Et hooo mais il y a plein de choses sur le jazz et le blues, je vais en profiter pour préparer quelques sujets pour le mois afro-américain de février prochain, ça va arriver plus vite que je ne le pense!

Donc premier dans l'ordre de visionnage, Le blues de Ma Rainey , en VO, "Ma Rainey's black bottom", et déjà, la traduction perd la double, voire triple référence humoristique: le Black Bottom était un type de danse populaire dans les années 1920, période où se passe l'action; Ma Rainey's Black bottom est littéralement le titre d'une chanson de l'authentique Ma Rainey ( en changeant de langue, on change aussi de référence musicale, même si la chanson est un blues); et enfin, c'est aussi une chanson bourrée des jeux mots que pouvait faire une plantureuse chanteuse de blues, ironisant sur son physique et sa couleur de peau. Musique!



Gertrude "Ma" Rainey, surnommée la mère du blues, méritait bien qu'on lui consacre un film ( et de manière plus étonnante, son nom a été donné le 7 février 2025 à un cratère mercurien. La lune aurait été beaucoup plus appropriée vu la teneur des paroles :D)
Mai Ma est, ou du moins était, assez oubliée du grand public, alors qu'elle a été, outre sa propre carrière, une dénicheuse de talents. C'est elle qui a découvert et embarqué Bessie Smith en tournée, Bessie Smith qui a fini par l'éclipser.

Mais avant le film, il y eu une pièce de théâtre d'August Wilson, jouée pour la première fois en 1982. Je ne connaissais pas ce dramaturge, mais il a suffisamment impressionné Denzel Washington ( oui, rien que ça) pour qu'il décide de produire 3 films adaptés de 3 des ses pièces. Fences en 2016 ( pas vu), Ma' Rainey's Black Bottom en 2020 et The Piano Lesson en 2024.
Au vu du résultat, je peux le comprendre. Wow. Simplement, wow.


C'est particulièrement intéressant, car à de rares exceptions ( concert en ouverture du film, et arrivée des musiciens dans la rue), la quasi intégralité du film est un huis-clos dans un studio d'enregistrement, et c'est une excellente idée d'avoir gardé cette structure très théâtrale où l'enjeu est moins de raconter une session d'enregistrement que de parler en filigrane de la situation des noirs d'Amérique dans les années 20 via les dialogues.

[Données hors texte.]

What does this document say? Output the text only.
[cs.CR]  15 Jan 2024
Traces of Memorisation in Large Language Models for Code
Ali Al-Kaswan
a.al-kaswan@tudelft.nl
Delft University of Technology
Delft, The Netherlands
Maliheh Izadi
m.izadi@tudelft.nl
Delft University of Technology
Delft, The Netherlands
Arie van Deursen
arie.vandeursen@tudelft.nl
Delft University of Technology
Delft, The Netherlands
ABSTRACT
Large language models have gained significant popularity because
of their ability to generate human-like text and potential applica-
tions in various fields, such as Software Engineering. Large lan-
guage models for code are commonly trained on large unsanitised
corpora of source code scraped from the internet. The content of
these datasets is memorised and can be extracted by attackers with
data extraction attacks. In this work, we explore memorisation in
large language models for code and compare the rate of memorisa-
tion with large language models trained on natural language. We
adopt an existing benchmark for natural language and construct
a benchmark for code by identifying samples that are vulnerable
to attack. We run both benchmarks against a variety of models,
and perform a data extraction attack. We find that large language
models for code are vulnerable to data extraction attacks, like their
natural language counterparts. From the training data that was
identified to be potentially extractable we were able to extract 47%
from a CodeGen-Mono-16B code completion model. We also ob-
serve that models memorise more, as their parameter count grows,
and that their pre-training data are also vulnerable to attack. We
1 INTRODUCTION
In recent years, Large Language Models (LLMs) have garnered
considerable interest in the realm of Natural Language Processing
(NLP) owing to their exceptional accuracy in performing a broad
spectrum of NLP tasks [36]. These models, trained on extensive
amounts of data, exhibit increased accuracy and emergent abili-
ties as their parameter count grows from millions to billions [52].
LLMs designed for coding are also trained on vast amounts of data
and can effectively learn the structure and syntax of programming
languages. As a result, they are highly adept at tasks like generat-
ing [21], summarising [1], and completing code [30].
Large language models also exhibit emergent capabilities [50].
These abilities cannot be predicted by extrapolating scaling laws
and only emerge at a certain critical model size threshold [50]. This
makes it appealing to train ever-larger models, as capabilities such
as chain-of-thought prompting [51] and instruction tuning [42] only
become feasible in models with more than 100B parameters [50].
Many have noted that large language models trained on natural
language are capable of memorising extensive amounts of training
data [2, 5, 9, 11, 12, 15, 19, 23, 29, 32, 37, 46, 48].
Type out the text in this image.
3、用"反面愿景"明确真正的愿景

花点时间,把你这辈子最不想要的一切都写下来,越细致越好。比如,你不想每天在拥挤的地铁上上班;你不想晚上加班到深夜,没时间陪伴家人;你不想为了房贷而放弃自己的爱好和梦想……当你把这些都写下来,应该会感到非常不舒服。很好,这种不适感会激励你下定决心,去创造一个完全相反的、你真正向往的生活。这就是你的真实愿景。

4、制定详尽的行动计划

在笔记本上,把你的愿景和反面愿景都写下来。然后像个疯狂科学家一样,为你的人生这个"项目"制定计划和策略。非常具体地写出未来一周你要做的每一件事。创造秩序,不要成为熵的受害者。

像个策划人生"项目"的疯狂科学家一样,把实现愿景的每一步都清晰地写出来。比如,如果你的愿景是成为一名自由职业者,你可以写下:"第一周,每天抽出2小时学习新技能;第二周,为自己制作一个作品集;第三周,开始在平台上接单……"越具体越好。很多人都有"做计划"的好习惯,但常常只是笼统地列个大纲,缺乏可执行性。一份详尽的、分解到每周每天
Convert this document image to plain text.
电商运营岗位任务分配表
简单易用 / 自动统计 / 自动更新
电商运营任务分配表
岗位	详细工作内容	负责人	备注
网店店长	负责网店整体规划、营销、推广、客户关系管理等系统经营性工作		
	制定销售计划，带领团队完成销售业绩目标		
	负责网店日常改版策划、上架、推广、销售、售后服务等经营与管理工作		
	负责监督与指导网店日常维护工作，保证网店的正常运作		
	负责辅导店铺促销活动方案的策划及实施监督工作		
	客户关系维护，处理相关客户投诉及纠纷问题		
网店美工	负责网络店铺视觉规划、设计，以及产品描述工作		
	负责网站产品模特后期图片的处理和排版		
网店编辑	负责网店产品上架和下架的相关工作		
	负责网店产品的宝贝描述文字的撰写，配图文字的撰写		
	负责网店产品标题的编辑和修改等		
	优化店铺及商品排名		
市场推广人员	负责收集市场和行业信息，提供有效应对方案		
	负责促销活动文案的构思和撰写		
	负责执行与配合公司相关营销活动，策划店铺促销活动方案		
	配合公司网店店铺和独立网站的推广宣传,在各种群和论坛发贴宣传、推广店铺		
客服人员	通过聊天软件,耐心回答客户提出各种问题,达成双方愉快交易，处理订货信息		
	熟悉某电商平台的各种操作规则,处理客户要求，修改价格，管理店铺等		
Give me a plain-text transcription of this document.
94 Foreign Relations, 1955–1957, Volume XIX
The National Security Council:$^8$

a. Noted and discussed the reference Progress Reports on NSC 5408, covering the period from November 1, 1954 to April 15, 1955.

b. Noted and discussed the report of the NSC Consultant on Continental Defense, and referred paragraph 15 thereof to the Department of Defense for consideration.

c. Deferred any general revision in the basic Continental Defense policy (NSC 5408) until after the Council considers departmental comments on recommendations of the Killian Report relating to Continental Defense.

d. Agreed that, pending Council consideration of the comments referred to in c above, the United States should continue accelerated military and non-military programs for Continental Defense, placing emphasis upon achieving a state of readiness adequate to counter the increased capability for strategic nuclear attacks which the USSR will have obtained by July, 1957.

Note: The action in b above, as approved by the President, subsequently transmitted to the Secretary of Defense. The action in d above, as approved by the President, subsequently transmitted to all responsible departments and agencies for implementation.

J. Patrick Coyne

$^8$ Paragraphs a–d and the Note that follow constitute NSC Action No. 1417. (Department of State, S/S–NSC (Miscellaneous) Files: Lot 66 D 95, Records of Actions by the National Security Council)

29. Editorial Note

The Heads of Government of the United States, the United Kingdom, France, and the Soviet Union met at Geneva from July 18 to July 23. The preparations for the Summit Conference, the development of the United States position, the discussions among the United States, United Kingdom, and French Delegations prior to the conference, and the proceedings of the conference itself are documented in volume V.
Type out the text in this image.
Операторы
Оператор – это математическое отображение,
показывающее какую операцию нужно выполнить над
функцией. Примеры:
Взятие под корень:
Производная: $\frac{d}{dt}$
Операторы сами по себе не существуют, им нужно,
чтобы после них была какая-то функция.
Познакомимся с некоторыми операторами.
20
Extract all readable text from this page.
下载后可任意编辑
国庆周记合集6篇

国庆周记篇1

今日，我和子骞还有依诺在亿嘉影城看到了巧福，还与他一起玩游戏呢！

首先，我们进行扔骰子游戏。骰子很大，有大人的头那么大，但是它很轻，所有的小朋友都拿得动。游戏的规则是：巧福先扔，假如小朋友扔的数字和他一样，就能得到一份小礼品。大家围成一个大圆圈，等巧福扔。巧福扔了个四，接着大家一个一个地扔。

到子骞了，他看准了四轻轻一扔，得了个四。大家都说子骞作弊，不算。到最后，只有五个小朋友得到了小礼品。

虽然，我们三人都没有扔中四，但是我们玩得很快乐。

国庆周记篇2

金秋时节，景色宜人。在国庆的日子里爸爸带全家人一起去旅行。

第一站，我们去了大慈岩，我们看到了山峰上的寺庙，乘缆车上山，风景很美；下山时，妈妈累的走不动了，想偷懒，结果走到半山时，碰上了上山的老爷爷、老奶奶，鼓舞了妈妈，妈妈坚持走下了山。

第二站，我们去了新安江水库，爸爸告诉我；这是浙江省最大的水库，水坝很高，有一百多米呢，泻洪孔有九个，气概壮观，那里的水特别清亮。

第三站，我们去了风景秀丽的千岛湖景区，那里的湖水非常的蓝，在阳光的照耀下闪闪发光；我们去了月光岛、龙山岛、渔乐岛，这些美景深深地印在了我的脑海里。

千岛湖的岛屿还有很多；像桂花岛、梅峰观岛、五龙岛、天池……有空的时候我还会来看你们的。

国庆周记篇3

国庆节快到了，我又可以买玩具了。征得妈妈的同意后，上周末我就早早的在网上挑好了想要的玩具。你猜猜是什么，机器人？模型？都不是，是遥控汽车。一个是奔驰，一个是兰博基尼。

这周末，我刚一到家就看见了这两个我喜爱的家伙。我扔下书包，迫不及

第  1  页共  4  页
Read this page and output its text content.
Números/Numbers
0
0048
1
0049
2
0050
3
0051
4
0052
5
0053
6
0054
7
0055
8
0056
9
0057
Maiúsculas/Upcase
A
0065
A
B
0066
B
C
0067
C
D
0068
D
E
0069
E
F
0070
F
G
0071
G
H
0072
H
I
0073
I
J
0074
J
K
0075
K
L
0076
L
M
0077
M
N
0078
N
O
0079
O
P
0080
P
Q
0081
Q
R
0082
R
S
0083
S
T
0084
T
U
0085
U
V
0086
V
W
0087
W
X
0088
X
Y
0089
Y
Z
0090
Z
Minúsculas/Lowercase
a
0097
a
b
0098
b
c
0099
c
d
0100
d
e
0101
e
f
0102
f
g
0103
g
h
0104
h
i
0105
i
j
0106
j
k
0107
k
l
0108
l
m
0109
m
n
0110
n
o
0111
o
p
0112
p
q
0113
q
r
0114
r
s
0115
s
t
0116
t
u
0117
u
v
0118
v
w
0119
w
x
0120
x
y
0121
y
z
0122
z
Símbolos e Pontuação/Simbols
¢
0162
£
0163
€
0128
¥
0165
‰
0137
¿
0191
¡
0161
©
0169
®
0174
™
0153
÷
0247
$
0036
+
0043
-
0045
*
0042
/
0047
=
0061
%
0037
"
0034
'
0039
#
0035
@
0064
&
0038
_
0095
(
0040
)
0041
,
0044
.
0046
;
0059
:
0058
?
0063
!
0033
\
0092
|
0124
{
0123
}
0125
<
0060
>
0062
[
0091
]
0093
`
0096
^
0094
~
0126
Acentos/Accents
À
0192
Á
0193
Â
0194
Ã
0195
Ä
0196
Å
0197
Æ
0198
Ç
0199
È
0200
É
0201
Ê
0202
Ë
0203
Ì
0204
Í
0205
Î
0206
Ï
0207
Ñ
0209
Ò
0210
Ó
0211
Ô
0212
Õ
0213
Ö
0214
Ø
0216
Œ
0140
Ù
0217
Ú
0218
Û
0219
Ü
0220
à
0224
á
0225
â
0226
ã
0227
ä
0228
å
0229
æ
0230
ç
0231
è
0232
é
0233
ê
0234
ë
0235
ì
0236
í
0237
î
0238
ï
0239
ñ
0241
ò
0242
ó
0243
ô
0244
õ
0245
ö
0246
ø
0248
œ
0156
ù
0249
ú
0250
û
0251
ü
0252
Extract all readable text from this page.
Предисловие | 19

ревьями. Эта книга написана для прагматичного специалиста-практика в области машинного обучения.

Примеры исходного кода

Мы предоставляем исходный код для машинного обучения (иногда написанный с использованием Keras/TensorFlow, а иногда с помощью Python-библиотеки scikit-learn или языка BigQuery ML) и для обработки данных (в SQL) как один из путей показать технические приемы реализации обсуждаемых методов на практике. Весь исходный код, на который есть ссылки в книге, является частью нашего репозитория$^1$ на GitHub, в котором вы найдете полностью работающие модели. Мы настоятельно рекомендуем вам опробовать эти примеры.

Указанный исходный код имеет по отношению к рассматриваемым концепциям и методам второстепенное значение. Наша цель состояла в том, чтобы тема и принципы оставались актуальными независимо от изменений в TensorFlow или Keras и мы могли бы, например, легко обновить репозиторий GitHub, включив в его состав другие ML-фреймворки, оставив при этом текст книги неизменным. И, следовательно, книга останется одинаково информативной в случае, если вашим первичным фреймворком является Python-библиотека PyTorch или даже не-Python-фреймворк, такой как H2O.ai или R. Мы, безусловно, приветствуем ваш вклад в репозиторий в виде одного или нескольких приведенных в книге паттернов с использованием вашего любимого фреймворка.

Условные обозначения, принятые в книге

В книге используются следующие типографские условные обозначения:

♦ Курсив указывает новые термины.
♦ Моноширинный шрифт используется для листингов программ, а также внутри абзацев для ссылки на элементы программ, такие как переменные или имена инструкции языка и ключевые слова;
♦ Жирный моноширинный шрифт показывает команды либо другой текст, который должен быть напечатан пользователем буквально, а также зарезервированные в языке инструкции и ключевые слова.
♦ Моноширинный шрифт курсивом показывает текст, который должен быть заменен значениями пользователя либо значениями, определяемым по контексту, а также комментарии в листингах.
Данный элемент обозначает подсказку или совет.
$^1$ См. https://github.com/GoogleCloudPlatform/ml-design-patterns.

En 1927, Ma est déjà une star de la scène musicale noire du sud, elle a déjà enregistré, vendu beaucoup de disque, la foule se presse à ses concerts. Une foule monochrome, dans le sud. C'est donc un bon filon pour des producteurs blancs de Chicago, désireux de vendre un maximum de disque aux nouveaux arrivants dans la région: les noirs qui ont fui le sud où la ségrégation se durcit pour trouver du travail dans les grandes villes industrielles du nord où, à défaut d'être respectés, ils risquent beaucoup moins les lynchages gratuits, ne serait-ce que parce que les industries ont besoin de cette main d'oeuvre à bon marché et prête à accepter n'importe quel travail pour peu qu'on la paye. Une main d'oeuvre nostalgie de sa région et de sa culture musicale du sud, qui représente une masse de consommateurs de disques potentiels.
Les musiciens de session arrivent, ils sont 4: Toledo, le vieux pianiste aux sympathies plutôt socialistes et agnostiques, Slow Drag le contrebassiste discret, et Cutler, le tromboniste qui joue depuis longtemps avec Ma et est habitué de ses frasques. A ces 3 s'ajoutent Levee, le trompettiste, beaucoup plus jeune et fanfaron, qui clame partout qu'il ne restera pas longtemps musicien de session, il a du talent, le producteur veut qu'on joue non les versions originales mais ses arrangements à lui ( ce qui est vrai), il lui a d'ailleurs demandé d'écrire plusieurs chansons, il n'a donc pas de temps à perdre à répéter en attendant Ma', la vedette qui n'arrive pas. 3 qui s'accommodent de la situation, et un qui est pétri d'ambition.
Et effectivement Ma est connue pour son caractère bien trempé, ses exigences et ses retards. Peu importe ce que veut le producteur, Cutler le sait, on fera ce que Ma veut, et le producteur n'aura rien à dire.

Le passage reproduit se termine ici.